Vous m’accuserez, Monsieur, de mettre de côté les langues Américaines, et Vous n’auriez pas tort de me taxer pour cela d’ingratitude après m’avoir fourni de si précieux matériaux pour ce travail. Mais le fait est que je ne perds jamais de vue ces langues dans mes études, mais que je tâche seulement de me rendre plus digne de les traiter. Pour peu que la Providence m’accorde encore quelques années de vie, je réussirai certainement à réunir sous un même point de vue ce qui distingue les langues Americaines des autres langues du Globe, et à établir leurs differens rapport |sic| entr’elles-mêmes. Les travaux que j’ai préparés pour cela, sont très-considérables, et ne me laissent que le soin de les revoir et de tirer des matériaux accumulés les résultats qui naissent de l’application des principes aux données de fait. Le plan que je me suis tracé sous ce dernier point de vue en étudiant les différentes langues du Globe, se lie à un systeme dont toutes les parties doivent être suffisament |sic| explorées, avant que de l’appliquer à une classe de langues en particulier. C’est là ce qui me met dans la necessité de parcourir à peu près toutes celles dont on peut acquérir une connoissance un peu approndie[c], et cela me coute plus de temps que d’autres n’y ont voué, puisque j’ai la conviction que tout raisonnement solide sur une langue doit être fondé sur une étude minutieuse de toutes ses propriétés. Je suis forcé par là d’entrer dans un plus grand detail qu’on ne le fait ordinairement. C’est-là un inconvénient[d] à ce genre d’études que je sens doublement àprésent, puisque ma vue s’est affoiblie considerablement depuis quelque temps et qu’aussi ma main droite est affectée d’une foiblesse qui m’oblige à me servir d’une main étrangère pour ma correspondance. Les infirmités de l’age m’ont assailli presque inopinément depuis la perte désastreuse que j’ai faite, ainsi que je Vous l’ai mandé par la mort de ma femme.

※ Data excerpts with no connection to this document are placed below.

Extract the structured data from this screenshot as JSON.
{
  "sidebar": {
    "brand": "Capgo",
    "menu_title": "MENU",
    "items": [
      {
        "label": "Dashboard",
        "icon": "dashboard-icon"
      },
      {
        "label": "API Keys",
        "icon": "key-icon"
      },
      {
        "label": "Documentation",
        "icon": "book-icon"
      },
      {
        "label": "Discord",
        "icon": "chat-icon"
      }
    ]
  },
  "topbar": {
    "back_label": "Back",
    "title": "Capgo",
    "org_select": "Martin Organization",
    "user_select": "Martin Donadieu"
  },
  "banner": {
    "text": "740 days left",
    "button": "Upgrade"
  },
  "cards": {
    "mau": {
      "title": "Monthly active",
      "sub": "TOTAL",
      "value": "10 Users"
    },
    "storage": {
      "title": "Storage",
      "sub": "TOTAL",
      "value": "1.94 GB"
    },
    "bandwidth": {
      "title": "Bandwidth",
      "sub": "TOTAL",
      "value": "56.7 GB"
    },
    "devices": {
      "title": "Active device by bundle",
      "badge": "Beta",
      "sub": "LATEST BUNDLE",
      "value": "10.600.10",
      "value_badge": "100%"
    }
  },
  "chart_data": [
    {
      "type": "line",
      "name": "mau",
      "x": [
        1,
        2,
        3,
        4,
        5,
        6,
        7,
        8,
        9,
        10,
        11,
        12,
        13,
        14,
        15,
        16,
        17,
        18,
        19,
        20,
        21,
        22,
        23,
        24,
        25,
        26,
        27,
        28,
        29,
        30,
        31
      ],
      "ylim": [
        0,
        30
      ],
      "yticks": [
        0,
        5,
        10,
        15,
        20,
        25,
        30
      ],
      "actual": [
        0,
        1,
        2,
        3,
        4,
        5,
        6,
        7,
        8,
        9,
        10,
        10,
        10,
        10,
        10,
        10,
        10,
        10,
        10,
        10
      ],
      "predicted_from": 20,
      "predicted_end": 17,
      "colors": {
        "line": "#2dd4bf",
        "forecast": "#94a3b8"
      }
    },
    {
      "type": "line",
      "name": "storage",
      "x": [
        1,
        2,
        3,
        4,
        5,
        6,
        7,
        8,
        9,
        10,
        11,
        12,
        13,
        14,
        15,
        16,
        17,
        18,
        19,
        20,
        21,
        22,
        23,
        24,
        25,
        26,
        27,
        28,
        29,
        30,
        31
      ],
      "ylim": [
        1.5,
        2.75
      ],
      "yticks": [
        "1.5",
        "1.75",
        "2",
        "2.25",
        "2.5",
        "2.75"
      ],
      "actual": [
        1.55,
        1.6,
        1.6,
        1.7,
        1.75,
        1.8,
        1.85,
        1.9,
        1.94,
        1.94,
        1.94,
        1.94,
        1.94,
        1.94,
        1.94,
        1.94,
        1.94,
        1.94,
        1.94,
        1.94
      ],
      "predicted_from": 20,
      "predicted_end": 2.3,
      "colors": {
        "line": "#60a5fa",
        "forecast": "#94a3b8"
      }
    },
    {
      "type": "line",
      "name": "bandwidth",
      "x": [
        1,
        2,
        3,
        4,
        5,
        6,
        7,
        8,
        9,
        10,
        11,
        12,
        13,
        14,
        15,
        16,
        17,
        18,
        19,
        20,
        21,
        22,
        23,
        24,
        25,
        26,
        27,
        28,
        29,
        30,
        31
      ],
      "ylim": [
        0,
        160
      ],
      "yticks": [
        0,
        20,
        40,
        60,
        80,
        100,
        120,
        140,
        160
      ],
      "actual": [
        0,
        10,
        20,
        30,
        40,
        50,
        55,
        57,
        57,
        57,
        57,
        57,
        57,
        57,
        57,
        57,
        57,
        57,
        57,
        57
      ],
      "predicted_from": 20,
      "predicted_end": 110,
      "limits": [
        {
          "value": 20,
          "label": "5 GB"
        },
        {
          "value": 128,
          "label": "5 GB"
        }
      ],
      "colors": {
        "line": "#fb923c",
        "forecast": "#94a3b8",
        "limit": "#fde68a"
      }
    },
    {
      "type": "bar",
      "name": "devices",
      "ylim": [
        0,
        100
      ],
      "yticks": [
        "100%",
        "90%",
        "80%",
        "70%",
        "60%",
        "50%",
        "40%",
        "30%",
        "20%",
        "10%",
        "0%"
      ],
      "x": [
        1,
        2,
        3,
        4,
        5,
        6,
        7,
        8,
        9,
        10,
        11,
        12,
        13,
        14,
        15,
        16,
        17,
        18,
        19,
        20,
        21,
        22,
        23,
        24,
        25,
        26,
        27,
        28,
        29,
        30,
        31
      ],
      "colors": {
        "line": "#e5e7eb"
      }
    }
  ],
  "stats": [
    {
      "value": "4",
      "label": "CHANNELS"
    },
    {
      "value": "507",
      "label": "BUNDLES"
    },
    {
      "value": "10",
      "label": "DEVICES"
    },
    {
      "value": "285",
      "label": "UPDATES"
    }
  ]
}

Je regrette bien vivement de voir par Vos lettres, Monsieur, que les affaires de Votre emploi à Boston Vous empêchent de Vous occuper autant d’objèts littéraires que Vous le faisiez à Salem. C’est une véritable perte pour les lettres en général et pour leur avancement dans Votre pais en particulier. J’ai lû avec un très-grand interêt les différens morceaux que Vous avez eû la bonté de m’envoyer, et je serois charmé de posseder Votre Dictionnaire Grec-Anglois. J’ai vû avec plaisir que Vous Vous êtes servir |sic| pour le rédiger aussi de celui de Passow que je crois être le meilleur que nous possèdons àprésent en Allemagne. Je le consulte quelquefois avec fruit là où la volumineuse édition Angloise de thesaurus de Henri Etienne n’offre rien de satisfaisant. Votre systême d’orthographe prouve àprésent, combien il est utile pour noter la prononciation de langages inconnûs. Vous avez rendû un grand service à la science en le proposant. Je suis entièrement revenû sur les doutes que l’emploi que Vous assignez à quelques lettres, m’avoit fait naître d’abord. Je verrai, en combien je porrai |sic| en faire usage moimême.[e] La difficulté est seulement qu’en parlant de langues déja connues par les ouvrages d’autres auteurs, il faut éviter de rendre les mots trop méconnoissables. Je préfère dans ce cas la commodité du lecteur à un principe trop systématique. On court aussi risque d’altérer les sons, si, sans les connoître exactement, on veut leur appliquer une autre orthographe. Ce soin ne peut être confié qu’à celui qui les a recuillis |sic| de la bouche même des Indigénes.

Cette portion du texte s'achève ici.